Aus Sicht des vzbv würde so "der damalige und weiterhin erforderliche Kompromiss zwischen der Förderung des Aufbaus von öffentlichen WLANs und dem Schutz gewerblicher Schutzrechte aufgekündigt". In die gleiche Kerbe schlägt der HDE. "Mit großer Sorge haben wir festgestellt, dass der bisher geltende Ausschluss der Störerhaftung durch den Referentenentwurf nicht mehr sicher gewährleistet wird", zitiert die Lebensmittel-Zeitung (LZ) aus einem Schreiben des Vize-Hauptgeschäftsführers Stephan Tromp an Wissing. "Im schlimmsten Fall müssen Händler künftig einzelne Netzseiten sperren, wenn Nutzer in der Kassenschlange darüber illegale Inhalte downloaden."

Der Gesetzgeber schuf 2017 mit der TMG-Reform mit der Mehrheit von CDU/CSU und SPD eine ausdrückliche Anspruchsgrundlage für Blockaden gegen einen Diensteanbieter, um wiederholte Rechtsverstöße zu verhindern. Dieser Paragraf findet sich im DDG-Entwurf wieder. Entsprechende Websperren seien in der Praxis für den Handel gar nicht handhabbar, gibt der HDE zu bedenken.
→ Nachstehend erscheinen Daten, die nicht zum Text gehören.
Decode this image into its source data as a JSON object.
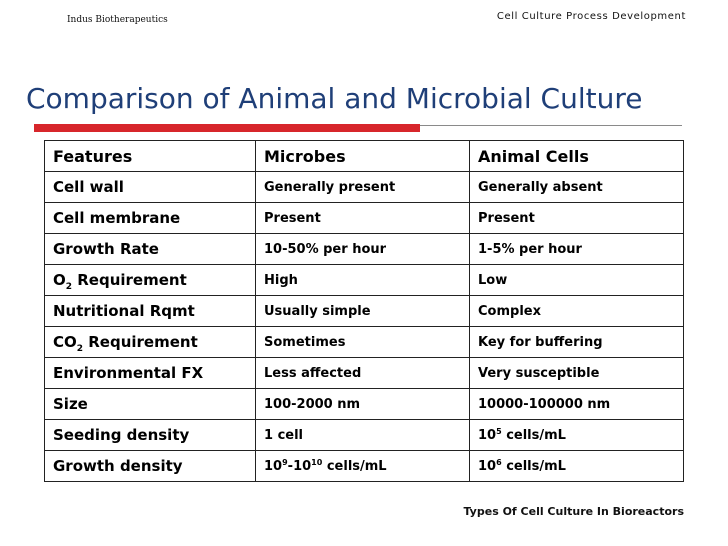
{
  "header": {
    "company": "Indus Biotherapeutics",
    "deck_title": "Cell Culture Process Development"
  },
  "slide": {
    "title": "Comparison of Animal and Microbial Culture",
    "accent_color": "#d7262b",
    "title_color": "#1f3f78"
  },
  "table": {
    "headers": [
      "Features",
      "Microbes",
      "Animal Cells"
    ],
    "rows": [
      {
        "feature": "Cell wall",
        "microbes": "Generally present",
        "animal": "Generally absent"
      },
      {
        "feature": "Cell membrane",
        "microbes": "Present",
        "animal": "Present"
      },
      {
        "feature": "Growth Rate",
        "microbes": "10-50% per hour",
        "animal": "1-5% per hour"
      },
      {
        "feature_prefix": "O",
        "feature_sub": "2",
        "feature_suffix": " Requirement",
        "microbes": "High",
        "animal": "Low"
      },
      {
        "feature": "Nutritional Rqmt",
        "microbes": "Usually simple",
        "animal": "Complex"
      },
      {
        "feature_prefix": "CO",
        "feature_sub": "2",
        "feature_suffix": " Requirement",
        "microbes": "Sometimes",
        "animal": "Key for buffering"
      },
      {
        "feature": "Environmental FX",
        "microbes": "Less affected",
        "animal": "Very susceptible"
      },
      {
        "feature": "Size",
        "microbes": "100-2000 nm",
        "animal": "10000-100000 nm"
      },
      {
        "feature": "Seeding density",
        "microbes": "1 cell",
        "animal_base": "10",
        "animal_exp": "5",
        "animal_unit": " cells/mL"
      },
      {
        "feature": "Growth density",
        "microbes_base1": "10",
        "microbes_exp1": "9",
        "microbes_dash": "-10",
        "microbes_exp2": "10",
        "microbes_unit": " cells/mL",
        "animal_base": "10",
        "animal_exp": "6",
        "animal_unit": " cells/mL"
      }
    ]
  },
  "footer": {
    "text": "Types Of Cell Culture In Bioreactors"
  }
}
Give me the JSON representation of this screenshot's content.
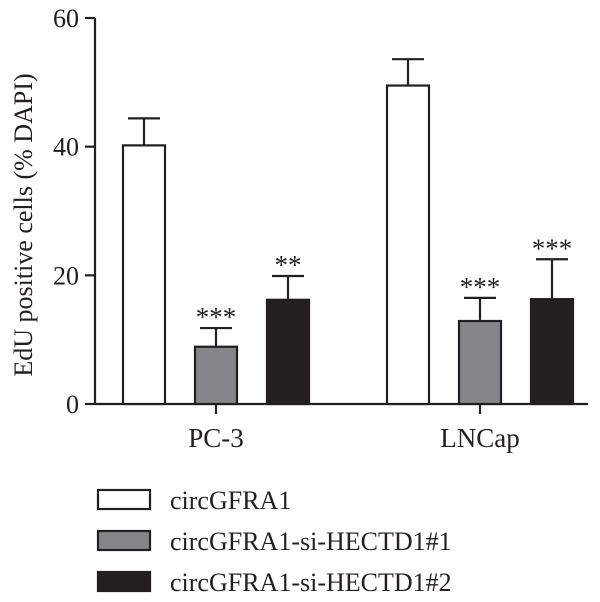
{
  "chart_data": {
    "type": "bar",
    "ylabel": "EdU positive cells (% DAPI)",
    "xlabel": "",
    "ylim": [
      0,
      60
    ],
    "yticks": [
      0,
      20,
      40,
      60
    ],
    "categories": [
      "PC-3",
      "LNCap"
    ],
    "series": [
      {
        "name": "circGFRA1",
        "color": "#ffffff",
        "values": [
          40.2,
          49.5
        ],
        "errors": [
          4.2,
          4.1
        ],
        "significance": [
          "",
          ""
        ]
      },
      {
        "name": "circGFRA1-si-HECTD1#1",
        "color": "#86868a",
        "values": [
          8.9,
          12.9
        ],
        "errors": [
          2.9,
          3.6
        ],
        "significance": [
          "***",
          "***"
        ]
      },
      {
        "name": "circGFRA1-si-HECTD1#2",
        "color": "#231f20",
        "values": [
          16.2,
          16.3
        ],
        "errors": [
          3.7,
          6.2
        ],
        "significance": [
          "**",
          "***"
        ]
      }
    ],
    "legend_position": "bottom",
    "grid": false
  }
}
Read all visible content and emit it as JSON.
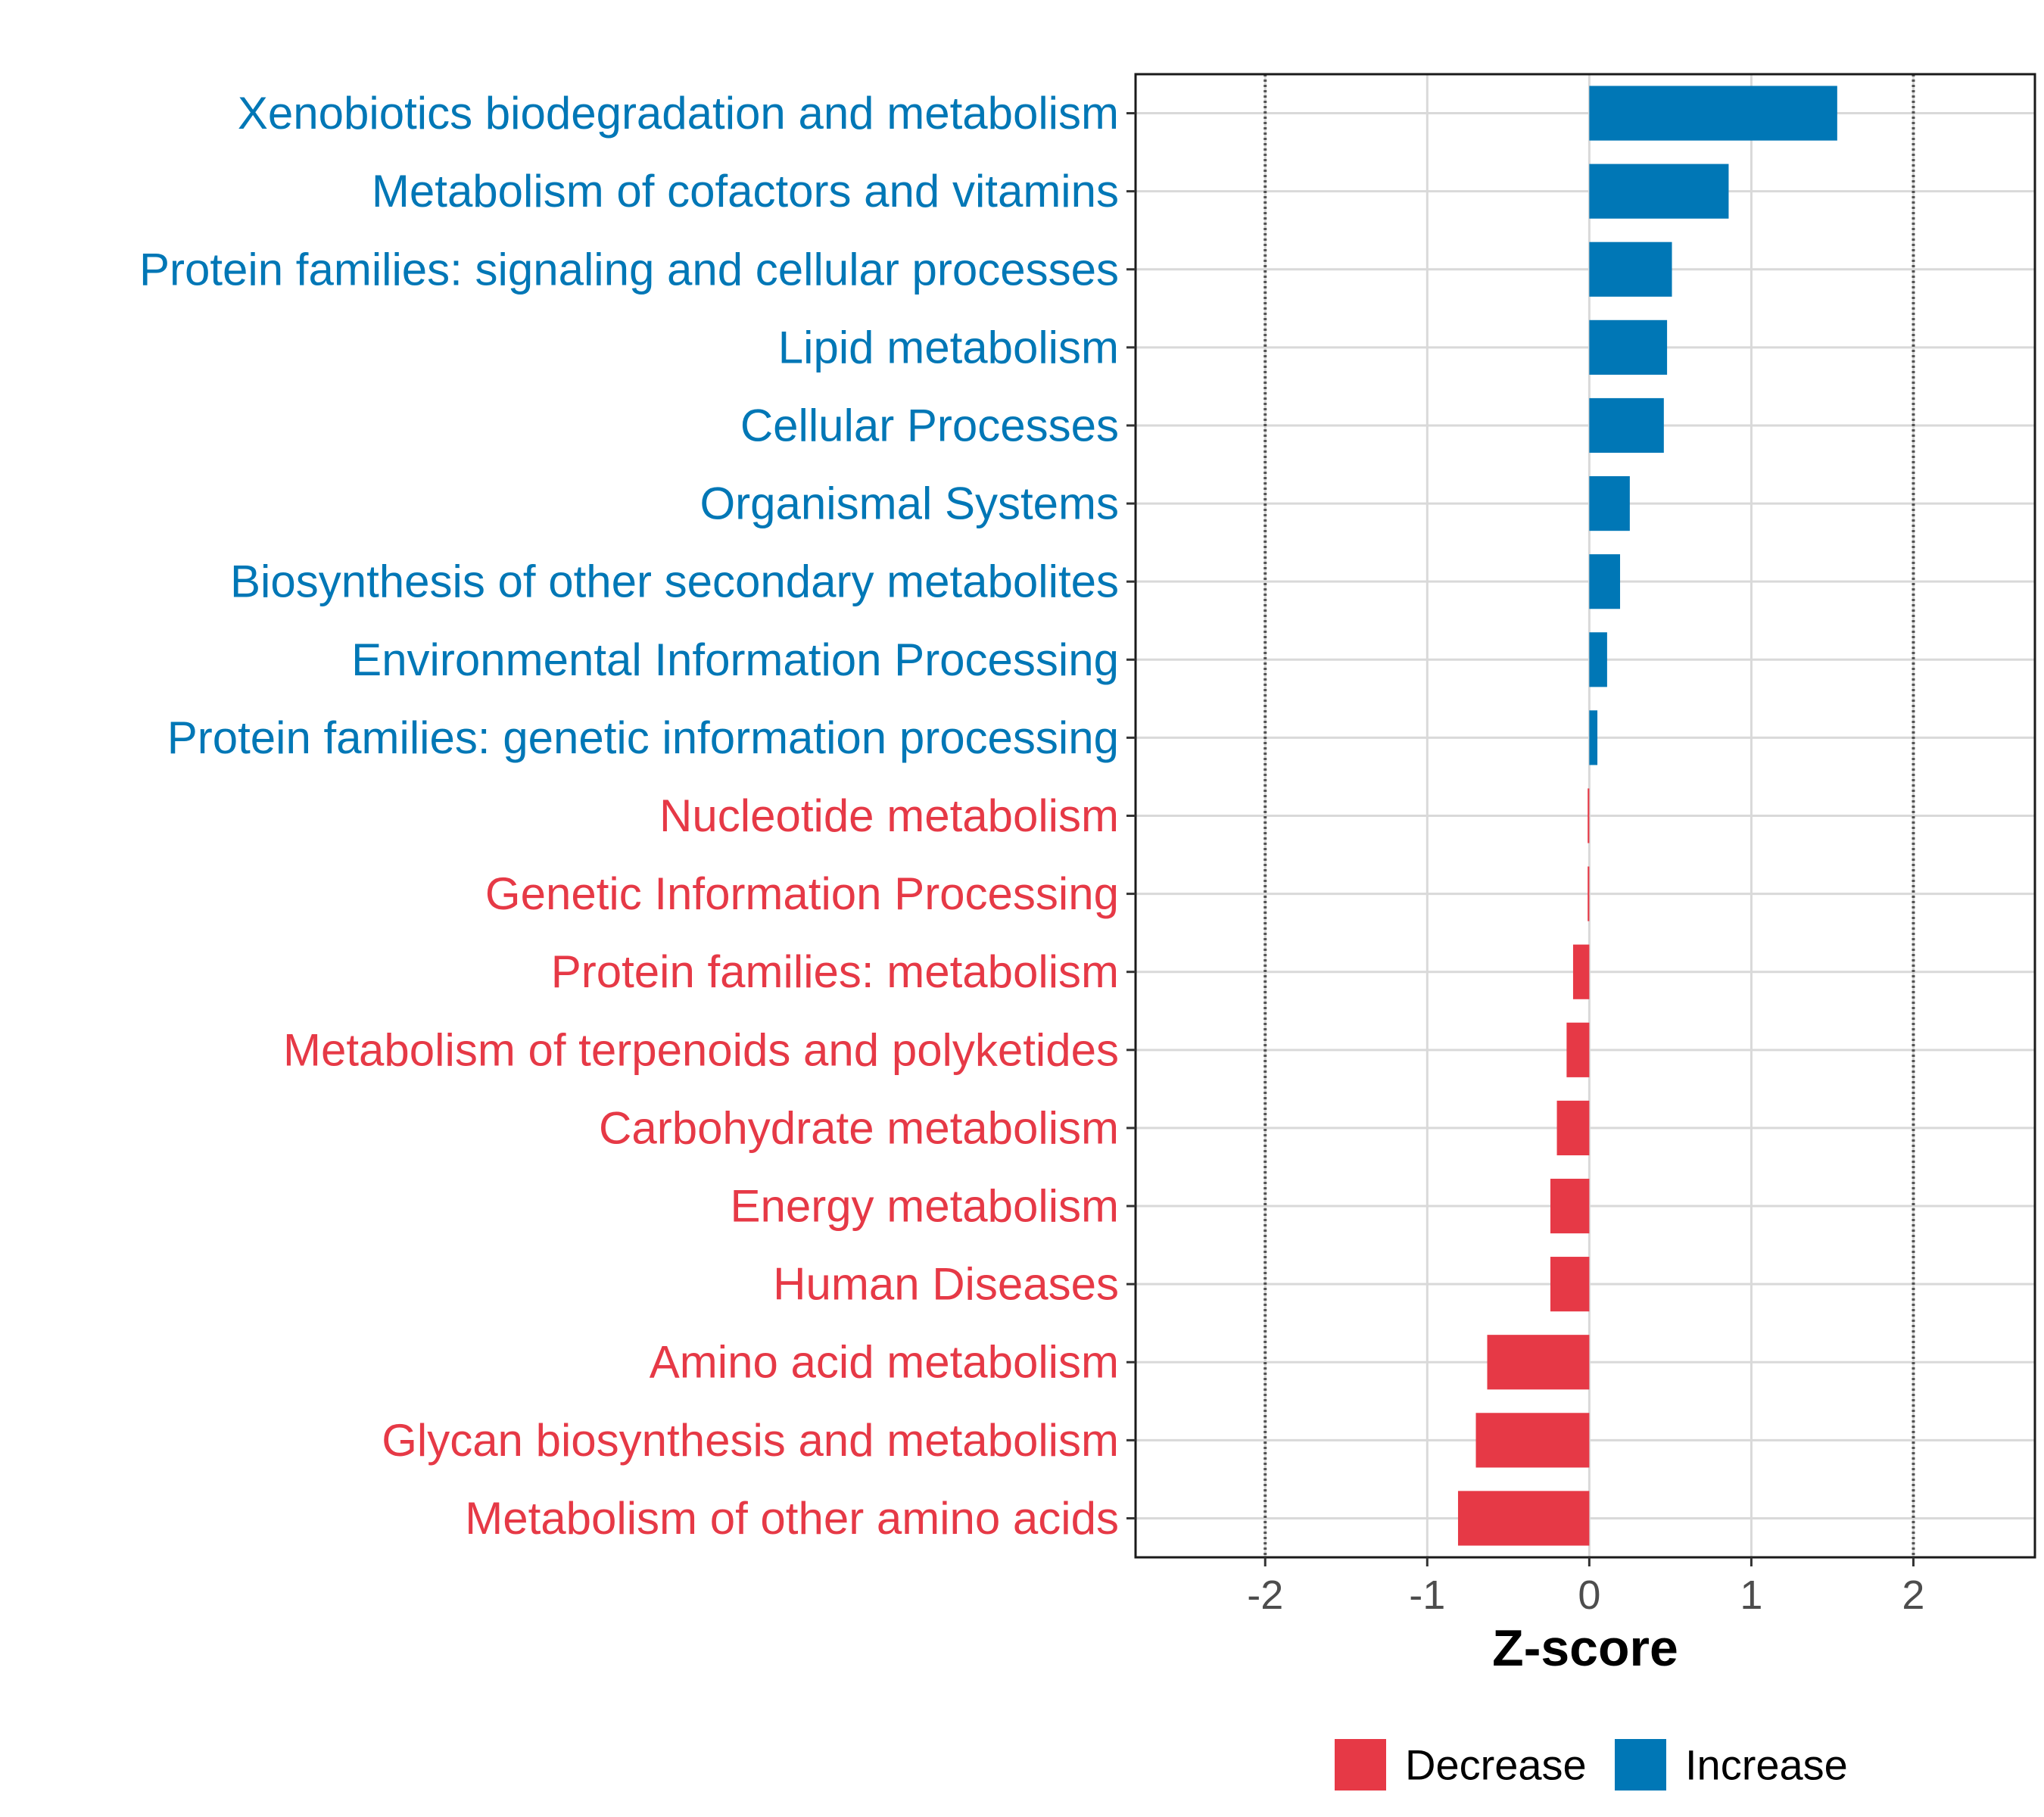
{
  "chart_data": {
    "type": "bar",
    "orientation": "horizontal",
    "title": "",
    "xlabel": "Z-score",
    "ylabel": "",
    "xlim": [
      -2.8,
      2.75
    ],
    "x_ticks": [
      -2,
      -1,
      0,
      1,
      2
    ],
    "x_tick_labels": [
      "-2",
      "-1",
      "0",
      "1",
      "2"
    ],
    "reference_lines": [
      -2,
      2
    ],
    "grid": true,
    "legend_position": "bottom",
    "colors": {
      "Decrease": "#E63946",
      "Increase": "#0077B6"
    },
    "categories": [
      "Xenobiotics biodegradation and metabolism",
      "Metabolism of cofactors and vitamins",
      "Protein families: signaling and cellular processes",
      "Lipid metabolism",
      "Cellular Processes",
      "Organismal Systems",
      "Biosynthesis of other secondary metabolites",
      "Environmental Information Processing",
      "Protein families: genetic information processing",
      "Nucleotide metabolism",
      "Genetic Information Processing",
      "Protein families: metabolism",
      "Metabolism of terpenoids and polyketides",
      "Carbohydrate metabolism",
      "Energy metabolism",
      "Human Diseases",
      "Amino acid metabolism",
      "Glycan biosynthesis and metabolism",
      "Metabolism of other amino acids"
    ],
    "values": [
      1.53,
      0.86,
      0.51,
      0.48,
      0.46,
      0.25,
      0.19,
      0.11,
      0.05,
      -0.01,
      -0.01,
      -0.1,
      -0.14,
      -0.2,
      -0.24,
      -0.24,
      -0.63,
      -0.7,
      -0.81
    ],
    "groups": [
      "Increase",
      "Increase",
      "Increase",
      "Increase",
      "Increase",
      "Increase",
      "Increase",
      "Increase",
      "Increase",
      "Decrease",
      "Decrease",
      "Decrease",
      "Decrease",
      "Decrease",
      "Decrease",
      "Decrease",
      "Decrease",
      "Decrease",
      "Decrease"
    ],
    "legend": [
      "Decrease",
      "Increase"
    ]
  }
}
Enthalten ist in dem Papier Wissings ferner die Bestimmung, dass Betreiber offener Funknetze nicht behördlich verpflichtet werden dürfen, Nutzer zu registrieren oder die Eingabe eines Passwortes durch seine Nutzer zu verlangen. Derlei Vorkehrungen sollen aber "auf freiwilliger Basis weiterhin möglich bleiben".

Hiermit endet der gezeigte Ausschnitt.